Why is a new format for questionnaire design necessary?

Over the past few years I’ve done a lot of research analysing how questionnaires are structured in a very generic sense. Given the simplistic nature of the logic traditionally found in paper and electronic questionnaires and their logical similarity to computer programming, I’ve theorised that it should be possible to use the same methods (and thus the same tools) to supports all questionnaires – including the oft ignored paper questionnaire. Unfortunately, attempts to improve questionnaires have focus on proprietary or limited use cases, which is why tools and formats such as Blaise, CASES and queXML exist, but generally only support telephone or web surveys. Likewise, all of these attempts have ignore the logical structure in various ways and discouraged questionnaire designers from becoming intimately, and necessarily familiar with the logic of their questionnaires.

SQBL on the other hand is an attempt at designing a specialised format to support the capture of the generic information that describes a questionnaire. Likewise, Canard is a parallel development of a tool to allow a researcher to quickly create this information, as a way to help them create their questionnaire, rather than just document it afterwards.

As a quick aside, if you are interested in this research on Structured Questionnaire Design, I’m still waiting publication, but if you email me directly, I’ll be glad to forward you as much as you care to read – and probably more.

Why not just use DDI?

Given the superficial overlap between SQBL and DDI, this is not an uncommon question even at this early stage. I’ve written previously that writing software for DDI isn’t easy, and when trying to write software that is user friendly, and can handle all of the edge cases that DDI does, and operate using the referential structures that make DDI so powerful its hard. Really hard. Given that a format is nothing without the tools to support it, I looked written a three part essay on how to extend DDI in the necessary ways to support complex questionnaires. However, even this is fraught with trouble as software that writes these extensions would have trouble reading “un-extended” DDI. What is needed is a tool that is powerful enough to capture the content required of well structured questionnaires, in a user-friendly way, and it seemed increasingly unlikely that this was possible in DDI.

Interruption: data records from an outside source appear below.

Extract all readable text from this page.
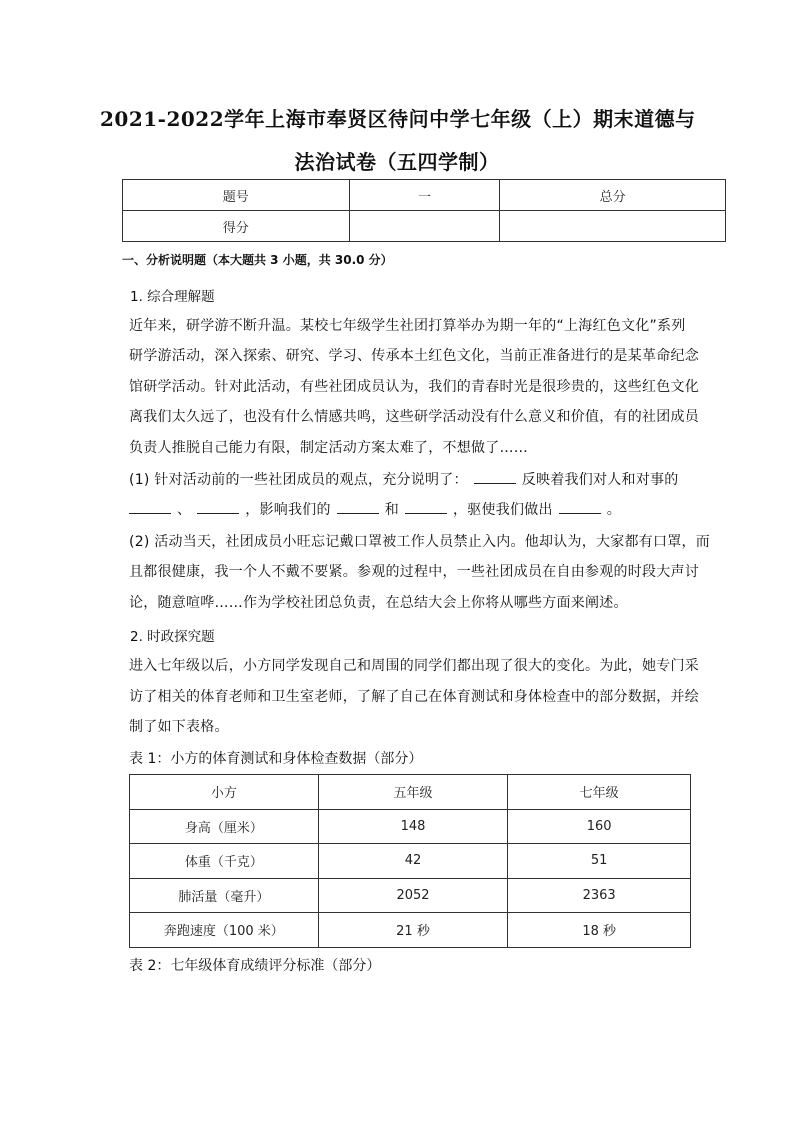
2021-2022学年上海市奉贤区待问中学七年级（上）期末道德与
法治试卷（五四学制）
题号	一	总分
得分		
一、分析说明题（本大题共 3 小题，共 30.0 分）
1. 综合理解题
近年来，研学游不断升温。某校七年级学生社团打算举办为期一年的“上海红色文化”系列
研学游活动，深入探索、研究、学习、传承本土红色文化，当前正准备进行的是某革命纪念
馆研学活动。针对此活动，有些社团成员认为，我们的青春时光是很珍贵的，这些红色文化
离我们太久远了，也没有什么情感共鸣，这些研学活动没有什么意义和价值，有的社团成员
负责人推脱自己能力有限，制定活动方案太难了，不想做了……
(1) 针对活动前的一些社团成员的观点，充分说明了：	反映着我们对人和对事的
、	，影响我们的	和	，驱使我们做出	。
(2) 活动当天，社团成员小旺忘记戴口罩被工作人员禁止入内。他却认为，大家都有口罩，而
且都很健康，我一个人不戴不要紧。参观的过程中，一些社团成员在自由参观的时段大声讨
论，随意喧哗……作为学校社团总负责，在总结大会上你将从哪些方面来阐述。
2. 时政探究题
进入七年级以后，小方同学发现自己和周围的同学们都出现了很大的变化。为此，她专门采
访了相关的体育老师和卫生室老师，了解了自己在体育测试和身体检查中的部分数据，并绘
制了如下表格。
表 1：小方的体育测试和身体检查数据（部分）
小方	五年级	七年级
身高（厘米）	148	160
体重（千克）	42	51
肺活量（毫升）	2052	2363
奔跑速度（100 米）	21 秒	18 秒
表 2：七年级体育成绩评分标准（部分）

A counterpoint is to also ask “why DDI?” DDI 2 and 3 are exemplary formats when looking at archival and discovery, however this is because both are very flexible, and can capture any and every possible use case – which is absolutely vital when working in an archive to capture what was done. However, when we turn this around and ask look at formats that can be predictably and reliably written and read what is needed is rigidity and strict structures. While such rigidity could be applied to DDI, it risks fracturing the user base leading to “archival DDI”, “questionnaire DDI” and who knows what else.

Thus the I deemed the decision to start again, with a strict narrow use case, uncomfortable but necessary.

What about DDI?

I did some soul searching on this (as much soul searching one can do around picking sides in a ‘standards war’), and realised that there really is no point in “picking sides”. SQBL isn’t perfect and isn’t yet complete, and more to the point it supports a very narrow use case. If I personally view DDI as an flexible archival format, there is a lot of work necessary to support conversion into and out of it to support discovery and reuse. Likewise, if I view SQBL as a rigid living format for creating questionnaires, the question becomes how to link this relatively limited content with other vital survey information. By definition SQBL has a limit useful timeframe, and once data has been collected (if not earlier) it is no longer necessary so conversion or linkages to other formats become required.

Some where between these overlaps is where DDI and SQBL will handshake, and perhaps in future standards this handshake will be formalised. Which means there is a lot of work on both sides of the fence, that I look forward to playing an active part. But in the interim, and for questionnaire design, I believe SQBL will prove to be a necessary new addition to the wide world of survey research standards.